As the House of Representatives considered legislation weakening Wall Street’s cash-strapped regulators, Congresswoman Maxine Waters (D-CA), Ranking Member of the Financial Services Committee, delivered sharp remarks rebuking H.R. 50, the Unfunded Mandates Information and Transparency Act of 2015.

Dubbing it as ‘anti-consumer,’ Waters criticized the burdensome, time-consuming rulemaking requirements outlined in the bill, which would make it harder for regulators to act independently and in the best interests of the American public. The bill also allows special interest groups to bring costly court challenges against crucial reforms from the regulators in charge of protecting American consumers and investors.
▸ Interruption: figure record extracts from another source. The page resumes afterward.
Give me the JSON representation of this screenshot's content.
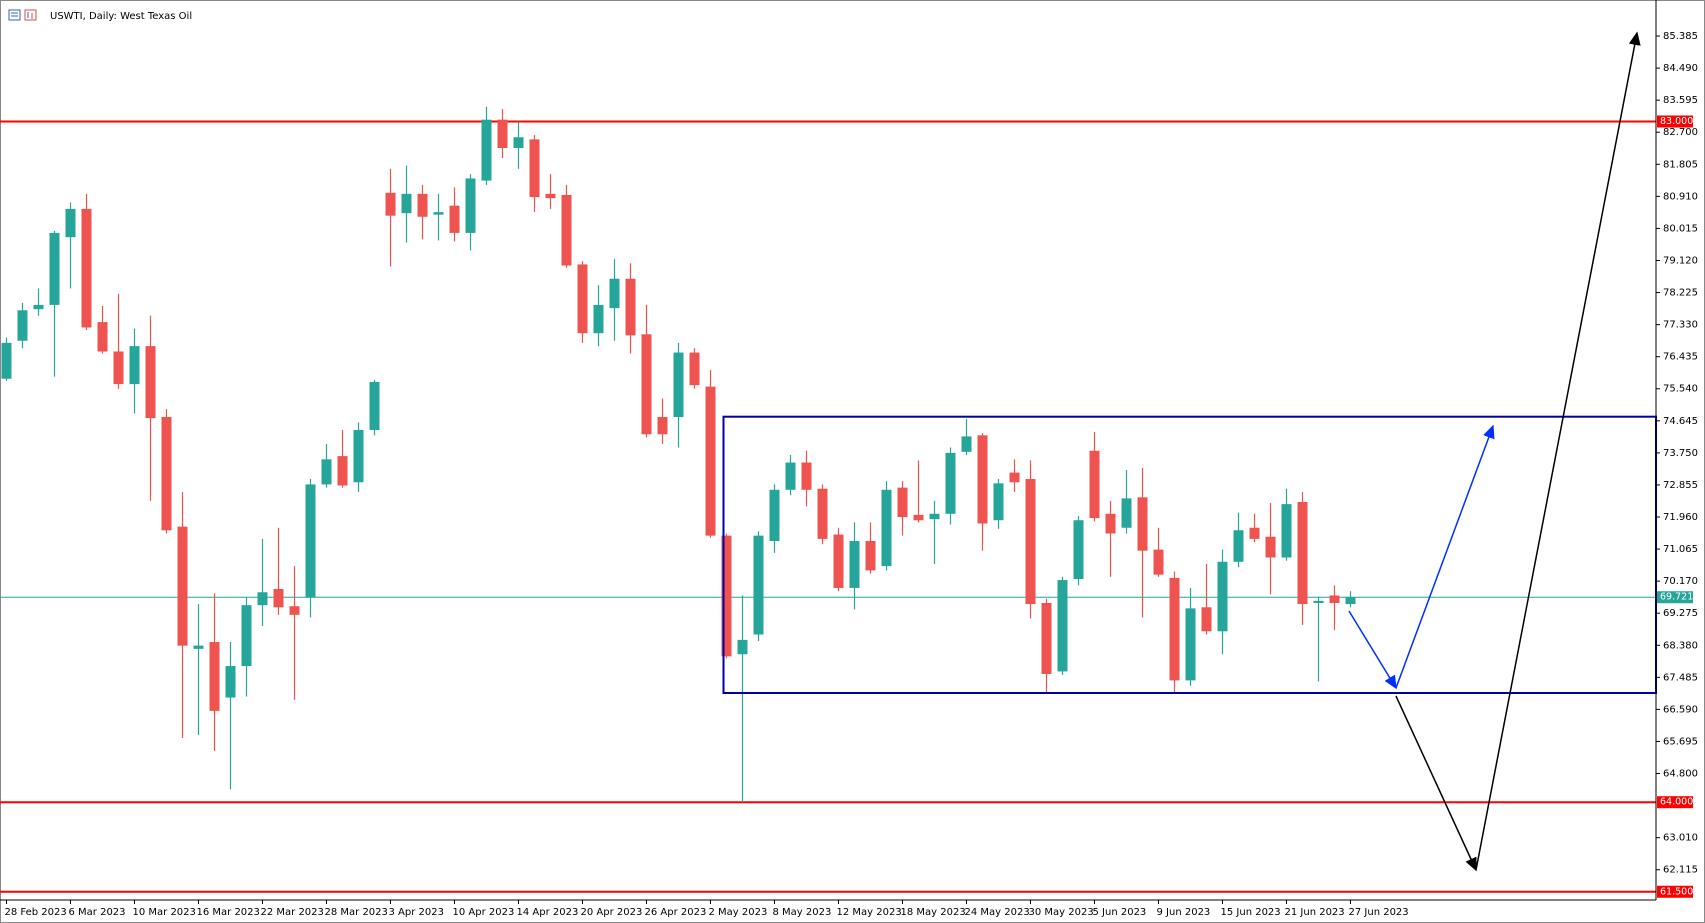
{
  "chart_data": {
    "type": "candlestick",
    "title": "USWTI, Daily:  West Texas Oil",
    "up_color": "#26a69a",
    "down_color": "#ef5350",
    "categories": [
      "28 Feb 2023",
      null,
      null,
      null,
      "6 Mar 2023",
      null,
      null,
      null,
      "10 Mar 2023",
      null,
      null,
      null,
      "16 Mar 2023",
      null,
      null,
      null,
      "22 Mar 2023",
      null,
      null,
      null,
      "28 Mar 2023",
      null,
      null,
      null,
      "3 Apr 2023",
      null,
      null,
      null,
      "10 Apr 2023",
      null,
      null,
      null,
      "14 Apr 2023",
      null,
      null,
      null,
      "20 Apr 2023",
      null,
      null,
      null,
      "26 Apr 2023",
      null,
      null,
      null,
      "2 May 2023",
      null,
      null,
      null,
      "8 May 2023",
      null,
      null,
      null,
      "12 May 2023",
      null,
      null,
      null,
      "18 May 2023",
      null,
      null,
      null,
      "24 May 2023",
      null,
      null,
      null,
      "30 May 2023",
      null,
      null,
      null,
      "5 Jun 2023",
      null,
      null,
      null,
      "9 Jun 2023",
      null,
      null,
      null,
      "15 Jun 2023",
      null,
      null,
      null,
      "21 Jun 2023",
      null,
      null,
      null,
      "27 Jun 2023"
    ],
    "open": [
      75.82,
      76.88,
      77.76,
      77.88,
      79.77,
      80.56,
      77.4,
      76.58,
      75.67,
      76.73,
      74.75,
      71.69,
      68.28,
      68.47,
      66.92,
      67.8,
      69.5,
      69.95,
      69.47,
      69.71,
      72.87,
      73.66,
      72.93,
      74.39,
      81.01,
      80.44,
      80.98,
      80.4,
      80.65,
      79.89,
      81.35,
      83.05,
      82.26,
      82.5,
      80.98,
      80.95,
      79.01,
      77.09,
      77.79,
      78.61,
      77.06,
      74.75,
      74.75,
      76.55,
      75.6,
      71.44,
      68.13,
      68.68,
      71.29,
      72.72,
      73.48,
      72.75,
      71.47,
      69.98,
      71.29,
      70.59,
      72.78,
      72.02,
      71.9,
      72.05,
      73.78,
      74.24,
      71.87,
      73.2,
      73.02,
      69.56,
      67.65,
      70.23,
      73.81,
      72.05,
      71.66,
      72.51,
      71.05,
      70.26,
      67.4,
      69.44,
      68.77,
      70.71,
      71.66,
      71.41,
      70.83,
      72.38,
      69.56,
      69.77,
      69.53
    ],
    "high": [
      76.97,
      77.94,
      78.34,
      79.95,
      80.74,
      80.98,
      77.85,
      78.19,
      77.22,
      77.58,
      74.97,
      72.66,
      69.53,
      69.83,
      68.47,
      69.71,
      71.35,
      71.66,
      70.59,
      73.02,
      74.0,
      74.39,
      74.6,
      75.79,
      81.68,
      81.77,
      81.23,
      80.98,
      81.16,
      81.53,
      83.41,
      83.35,
      82.99,
      82.62,
      81.53,
      81.23,
      79.1,
      78.43,
      79.16,
      79.04,
      77.88,
      75.27,
      76.82,
      76.67,
      76.06,
      71.5,
      69.77,
      71.56,
      72.87,
      73.69,
      73.81,
      72.87,
      71.66,
      71.81,
      71.81,
      72.96,
      72.96,
      73.54,
      72.41,
      73.9,
      74.69,
      74.3,
      73.02,
      73.57,
      73.54,
      69.68,
      70.29,
      71.99,
      74.33,
      72.41,
      73.27,
      73.33,
      71.66,
      70.44,
      69.98,
      70.65,
      71.05,
      72.08,
      72.05,
      72.35,
      72.75,
      72.66,
      69.74,
      70.05,
      69.89
    ],
    "low": [
      75.76,
      76.67,
      77.58,
      75.88,
      78.34,
      77.18,
      76.52,
      75.54,
      74.85,
      72.41,
      71.5,
      65.79,
      65.88,
      65.43,
      64.36,
      66.95,
      68.92,
      69.23,
      66.86,
      69.16,
      72.78,
      72.78,
      72.66,
      74.24,
      78.95,
      79.62,
      79.71,
      79.68,
      79.65,
      79.4,
      81.23,
      81.98,
      81.68,
      80.47,
      80.56,
      78.92,
      76.82,
      76.73,
      76.88,
      76.52,
      74.18,
      74.0,
      73.9,
      75.54,
      71.38,
      68.01,
      64.0,
      68.5,
      70.96,
      72.57,
      72.26,
      71.2,
      69.89,
      69.38,
      70.38,
      70.47,
      71.44,
      71.81,
      70.65,
      71.75,
      73.69,
      71.02,
      71.63,
      72.66,
      69.13,
      67.07,
      67.55,
      70.05,
      71.84,
      70.29,
      71.5,
      69.16,
      70.29,
      67.04,
      67.25,
      68.68,
      68.13,
      70.56,
      71.26,
      69.8,
      70.74,
      68.95,
      67.37,
      68.8,
      69.44
    ],
    "close": [
      76.82,
      77.73,
      77.88,
      79.89,
      80.56,
      77.25,
      76.58,
      75.67,
      76.73,
      74.72,
      71.59,
      68.37,
      68.37,
      66.55,
      67.8,
      69.5,
      69.86,
      69.44,
      69.23,
      72.87,
      73.57,
      72.84,
      74.39,
      75.73,
      80.37,
      80.98,
      80.34,
      80.47,
      79.89,
      81.41,
      83.05,
      82.26,
      82.56,
      80.89,
      80.86,
      78.98,
      77.09,
      77.88,
      78.61,
      77.03,
      74.27,
      74.27,
      76.55,
      75.64,
      71.44,
      68.07,
      68.53,
      71.44,
      72.72,
      73.48,
      72.72,
      71.35,
      69.98,
      71.29,
      70.47,
      72.72,
      71.96,
      71.87,
      72.05,
      73.75,
      74.21,
      71.78,
      72.9,
      72.93,
      69.53,
      67.58,
      70.2,
      71.87,
      71.93,
      71.5,
      72.48,
      71.02,
      70.35,
      67.4,
      69.41,
      68.77,
      70.71,
      71.59,
      71.35,
      70.83,
      72.32,
      69.53,
      69.62,
      69.56,
      69.72
    ],
    "ylim": [
      61.27,
      86.24
    ],
    "yticks": [
      85.385,
      {
        "value": 84.49,
        "label": "84.490"
      },
      83.595,
      {
        "value": 82.7,
        "label": "82.700"
      },
      81.805,
      {
        "value": 80.91,
        "label": "80.910"
      },
      80.015,
      {
        "value": 79.12,
        "label": "79.120"
      },
      78.225,
      {
        "value": 77.33,
        "label": "77.330"
      },
      76.435,
      {
        "value": 75.54,
        "label": "75.540"
      },
      74.645,
      {
        "value": 73.75,
        "label": "73.750"
      },
      72.855,
      {
        "value": 71.96,
        "label": "71.960"
      },
      71.065,
      {
        "value": 70.17,
        "label": "70.170"
      },
      69.275,
      {
        "value": 68.38,
        "label": "68.380"
      },
      67.485,
      {
        "value": 66.59,
        "label": "66.590"
      },
      65.695,
      {
        "value": 64.8,
        "label": "64.800"
      },
      {
        "value": 63.01,
        "label": "63.010"
      },
      62.115
    ],
    "levels": [
      {
        "value": 83,
        "label": "83.000",
        "color": "#ff0000"
      },
      {
        "value": 64,
        "label": "64.000",
        "color": "#ff0000"
      },
      {
        "value": 61.5,
        "label": "61.500",
        "color": "#ff0000"
      }
    ],
    "current_price": 69.721,
    "current_color": "#26a69a"
  }
}
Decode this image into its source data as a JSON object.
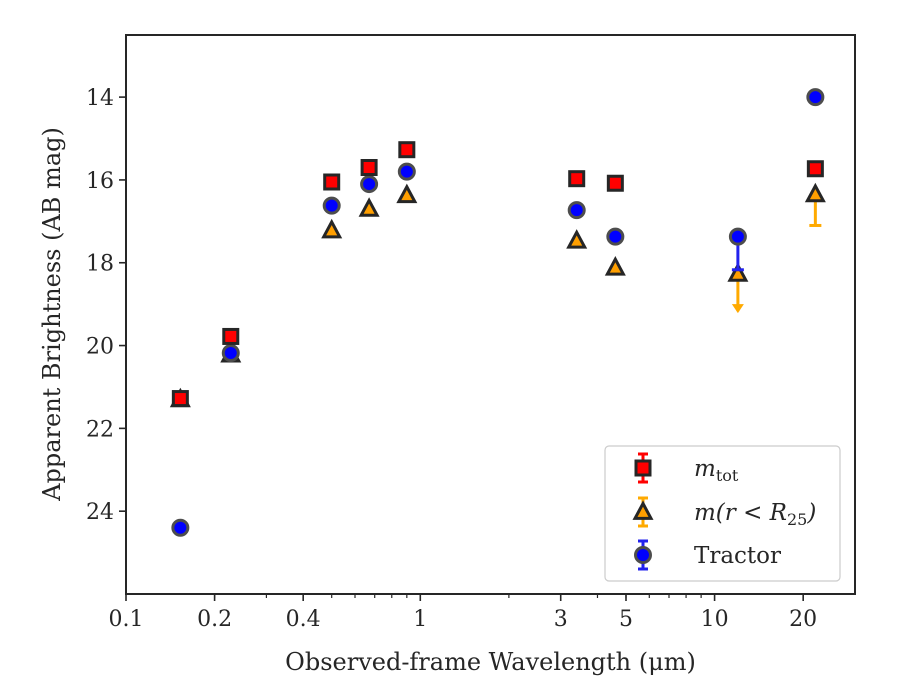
{
  "chart_data": {
    "type": "scatter",
    "xlabel": "Observed-frame Wavelength (μm)",
    "ylabel": "Apparent Brightness (AB mag)",
    "xscale": "log",
    "xlim": [
      0.1,
      30
    ],
    "ylim": [
      26.0,
      12.5
    ],
    "y_inverted": true,
    "xticks": [
      {
        "value": 0.1,
        "label": "0.1"
      },
      {
        "value": 0.2,
        "label": "0.2"
      },
      {
        "value": 0.4,
        "label": "0.4"
      },
      {
        "value": 1,
        "label": "1"
      },
      {
        "value": 3,
        "label": "3"
      },
      {
        "value": 5,
        "label": "5"
      },
      {
        "value": 10,
        "label": "10"
      },
      {
        "value": 20,
        "label": "20"
      }
    ],
    "yticks": [
      {
        "value": 14,
        "label": "14"
      },
      {
        "value": 16,
        "label": "16"
      },
      {
        "value": 18,
        "label": "18"
      },
      {
        "value": 20,
        "label": "20"
      },
      {
        "value": 22,
        "label": "22"
      },
      {
        "value": 24,
        "label": "24"
      }
    ],
    "grid": false,
    "legend_position": "lower-right",
    "series": [
      {
        "name": "m_tot",
        "legend_main": "m",
        "legend_sub": "tot",
        "marker": "square",
        "color": "#ff0000",
        "edge_color": "#262626",
        "error_color": "#ff0000",
        "points": [
          {
            "x": 0.153,
            "y": 21.28
          },
          {
            "x": 0.227,
            "y": 19.78
          },
          {
            "x": 0.5,
            "y": 16.05
          },
          {
            "x": 0.67,
            "y": 15.7
          },
          {
            "x": 0.9,
            "y": 15.27
          },
          {
            "x": 3.4,
            "y": 15.97
          },
          {
            "x": 4.6,
            "y": 16.08
          },
          {
            "x": 22,
            "y": 15.73
          }
        ]
      },
      {
        "name": "m(r < R_25)",
        "legend_main": "m(r < R",
        "legend_sub": "25",
        "legend_tail": ")",
        "marker": "triangle",
        "color": "#ff9f00",
        "edge_color": "#262626",
        "error_color": "#ffaa00",
        "points": [
          {
            "x": 0.153,
            "y": 21.3
          },
          {
            "x": 0.227,
            "y": 20.22
          },
          {
            "x": 0.5,
            "y": 17.22
          },
          {
            "x": 0.67,
            "y": 16.7
          },
          {
            "x": 0.9,
            "y": 16.37
          },
          {
            "x": 3.4,
            "y": 17.47
          },
          {
            "x": 4.6,
            "y": 18.12
          },
          {
            "x": 12,
            "y": 18.27,
            "yerr_down": 0.9,
            "upper_limit": true
          },
          {
            "x": 22,
            "y": 16.35,
            "yerr_down": 0.75
          }
        ]
      },
      {
        "name": "Tractor",
        "marker": "circle",
        "color": "#0000ff",
        "edge_color": "#4d4d4d",
        "error_color": "#2222ee",
        "points": [
          {
            "x": 0.153,
            "y": 24.4
          },
          {
            "x": 0.227,
            "y": 20.18
          },
          {
            "x": 0.5,
            "y": 16.62
          },
          {
            "x": 0.67,
            "y": 16.1
          },
          {
            "x": 0.9,
            "y": 15.8
          },
          {
            "x": 3.4,
            "y": 16.73
          },
          {
            "x": 4.6,
            "y": 17.37
          },
          {
            "x": 12,
            "y": 17.37,
            "yerr_down": 0.8
          },
          {
            "x": 22,
            "y": 14.0
          }
        ]
      }
    ]
  }
}
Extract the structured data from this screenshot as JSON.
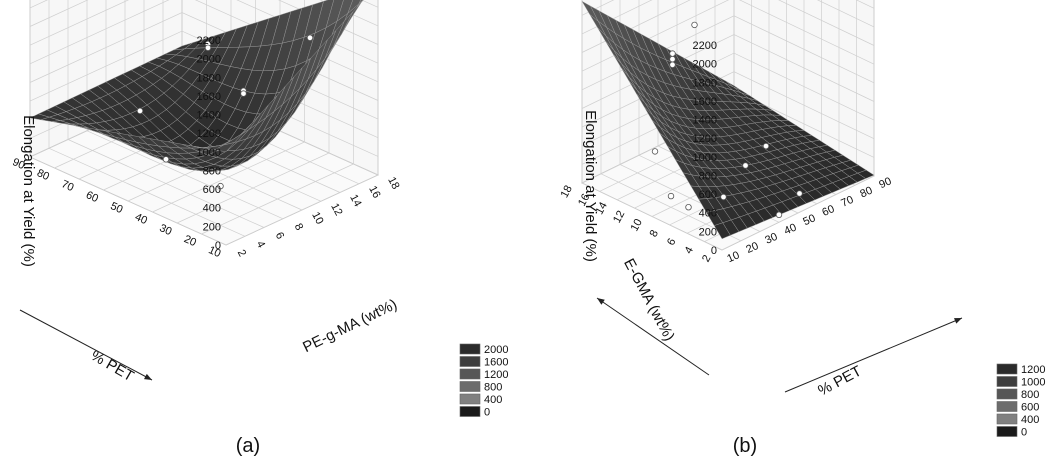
{
  "chart_data": [
    {
      "type": "surface3d",
      "panel_label": "(a)",
      "x_label": "% PET",
      "x_range": [
        10,
        90
      ],
      "x_ticks": [
        "10",
        "20",
        "30",
        "40",
        "50",
        "60",
        "70",
        "80",
        "90"
      ],
      "y_label": "PE-g-MA (wt%)",
      "y_range": [
        2,
        18
      ],
      "y_ticks": [
        "2",
        "4",
        "6",
        "8",
        "10",
        "12",
        "14",
        "16",
        "18"
      ],
      "z_label": "Elongation at Yield (%)",
      "z_range": [
        0,
        2200
      ],
      "z_ticks": [
        "0",
        "200",
        "400",
        "600",
        "800",
        "1000",
        "1200",
        "1400",
        "1600",
        "1800",
        "2000",
        "2200"
      ],
      "legend": [
        "2000",
        "1600",
        "1200",
        "800",
        "400",
        "0"
      ],
      "legend_colors": [
        "#2b2b2b",
        "#3e3e3e",
        "#565656",
        "#6c6c6c",
        "#808080",
        "#1a1a1a"
      ],
      "corner_values": {
        "x10_y2": 1000,
        "x90_y2": 420,
        "x10_y18": 2050,
        "x90_y18": 440,
        "minimum": 30
      },
      "points": [
        {
          "x": 20,
          "y": 4,
          "z": 420
        },
        {
          "x": 30,
          "y": 9,
          "z": 1090
        },
        {
          "x": 30,
          "y": 9,
          "z": 1060
        },
        {
          "x": 30,
          "y": 16,
          "z": 1330
        },
        {
          "x": 60,
          "y": 13,
          "z": 1050
        },
        {
          "x": 60,
          "y": 13,
          "z": 1010
        },
        {
          "x": 50,
          "y": 6,
          "z": 260
        },
        {
          "x": 80,
          "y": 11,
          "z": 190
        }
      ]
    },
    {
      "type": "surface3d",
      "panel_label": "(b)",
      "x_label": "% PET",
      "x_range": [
        10,
        90
      ],
      "x_ticks": [
        "10",
        "20",
        "30",
        "40",
        "50",
        "60",
        "70",
        "80",
        "90"
      ],
      "y_label": "E-GMA (wt%)",
      "y_range": [
        2,
        18
      ],
      "y_ticks": [
        "2",
        "4",
        "6",
        "8",
        "10",
        "12",
        "14",
        "16",
        "18"
      ],
      "z_label": "Elongation at Yield (%)",
      "z_range": [
        0,
        2200
      ],
      "z_ticks": [
        "0",
        "200",
        "400",
        "600",
        "800",
        "1000",
        "1200",
        "1400",
        "1600",
        "1800",
        "2000",
        "2200"
      ],
      "legend": [
        "1200",
        "1000",
        "800",
        "600",
        "400",
        "0"
      ],
      "legend_colors": [
        "#2b2b2b",
        "#3e3e3e",
        "#565656",
        "#6c6c6c",
        "#808080",
        "#1a1a1a"
      ],
      "corner_values": {
        "x10_y2": 120,
        "x90_y2": 10,
        "x10_y18": 1950,
        "x90_y18": 250,
        "minimum": 0
      },
      "points": [
        {
          "x": 20,
          "y": 4,
          "z": 380
        },
        {
          "x": 30,
          "y": 12,
          "z": 1460
        },
        {
          "x": 30,
          "y": 12,
          "z": 1400
        },
        {
          "x": 30,
          "y": 12,
          "z": 1340
        },
        {
          "x": 30,
          "y": 14,
          "z": 320
        },
        {
          "x": 20,
          "y": 10,
          "z": 120
        },
        {
          "x": 20,
          "y": 8,
          "z": 90
        },
        {
          "x": 50,
          "y": 8,
          "z": 240
        },
        {
          "x": 60,
          "y": 16,
          "z": 1290
        },
        {
          "x": 70,
          "y": 10,
          "z": 160
        },
        {
          "x": 40,
          "y": 2,
          "z": 80
        },
        {
          "x": 60,
          "y": 4,
          "z": 20
        }
      ]
    }
  ]
}
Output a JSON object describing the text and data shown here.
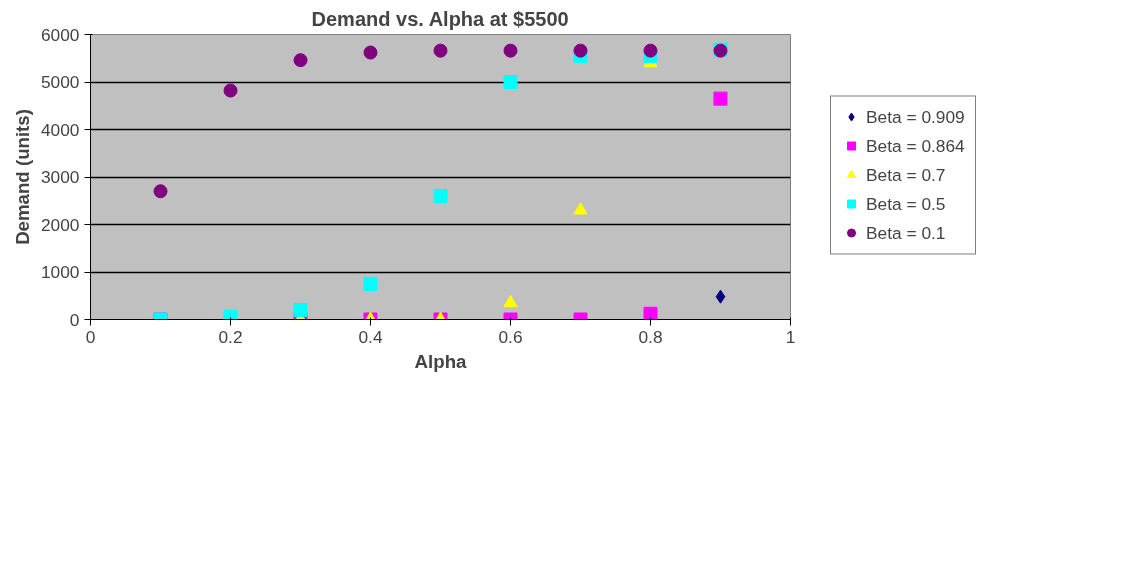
{
  "chart_data": {
    "type": "scatter",
    "title": "Demand vs. Alpha at $5500",
    "xlabel": "Alpha",
    "ylabel": "Demand (units)",
    "x": [
      0.1,
      0.2,
      0.3,
      0.4,
      0.5,
      0.6,
      0.7,
      0.8,
      0.9
    ],
    "series": [
      {
        "name": "Beta = 0.909",
        "color": "#000080",
        "marker": "diamond",
        "values": [
          null,
          null,
          null,
          null,
          null,
          null,
          null,
          null,
          480
        ]
      },
      {
        "name": "Beta = 0.864",
        "color": "#ff00ff",
        "marker": "square",
        "values": [
          0,
          null,
          0,
          0,
          0,
          0,
          0,
          120,
          4650
        ]
      },
      {
        "name": "Beta = 0.7",
        "color": "#ffff00",
        "marker": "triangle",
        "values": [
          null,
          null,
          0,
          0,
          0,
          350,
          2300,
          5400,
          null
        ]
      },
      {
        "name": "Beta = 0.5",
        "color": "#00ffff",
        "marker": "square",
        "values": [
          0,
          60,
          200,
          750,
          2600,
          5000,
          5550,
          5550,
          5680
        ]
      },
      {
        "name": "Beta = 0.1",
        "color": "#800080",
        "marker": "circle",
        "values": [
          2700,
          4820,
          5460,
          5620,
          5660,
          5660,
          5660,
          5660,
          5660
        ]
      }
    ],
    "xlim": [
      0,
      1
    ],
    "xticks": [
      0,
      0.2,
      0.4,
      0.6,
      0.8,
      1
    ],
    "ylim": [
      0,
      6000
    ],
    "yticks": [
      0,
      1000,
      2000,
      3000,
      4000,
      5000,
      6000
    ],
    "grid": "y",
    "legend": "right"
  }
}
Making matters worse, last night, House Republicans slipped an additional, harmful provision to offset the cost of the legislation by cutting $36 million from the budget of the successful Consumer Financial Protection Bureau, an agency that has returned approximately $5.3 billion from bad actors in the financial services industry back to 15 million American consumers.

The statement can be found here, with the full text below:

As prepared for delivery

“Thank you, Mr. Chairman.

I rise to oppose HR 50, an anti-consumer, deregulatory bill that would stop rulemaking by our nation’s financial overseers dead in its tracks.

In 2008, we witnessed the worst financial crisis since 1929, which halted lending to small businesses, left millions without a home, and pushed countless Americans into personal bankruptcy and ruin. Afterwards, my colleagues and I in Congress worked diligently to put in place serious and comprehensive safeguards to prevent another collapse.

Nevertheless, today House Republicans are suffering from selective amnesia when they push this legislation to undo financial reform.

Indeed, this bill – HR 50 – places significant administrative hurdles on our regulators, like the Consumer Financial Protection Bureau and the Securities and Exchange Commission.

Certain provisions require our regulators – who are tasked with protecting consumers and investors – to conduct onerous, industry-friendly cost-benefit analysis and to submit their rules for review to the Office of Management and Budget. This hurts their ability to act independently and in the best interest of the public. In addition, this bill would arm special interests with a time-tested weapon to delay and kill reform—the opportunity to challenge our cash-strapped regulators in court on every rule. But this is the ultimate point of the bill—to make regulating everything from securities fraud, payday loans, credit cards, insider trading, and derivatives that much harder.

But most concerning is that Republicans want to pay for the costs of their new burdens by depriving the one regulator charged with protecting our nation’s consumers of tens of millions of dollars. Mr. Chairman, this is just the latest in a never-ending effort to unravel the important protections for consumers and taxpayers this Congress put in place following the worst crisis in a generation.

With our economy still recovering from the 14 trillion dollar financial crisis, with families in my own district and probably yours still struggling with foreclosure and unsure how they will be able to make ends meet in retirement, we simply cannot undermine fundamental reforms or the agencies enforcing them.

Thank you, I yield back the balance of my time.”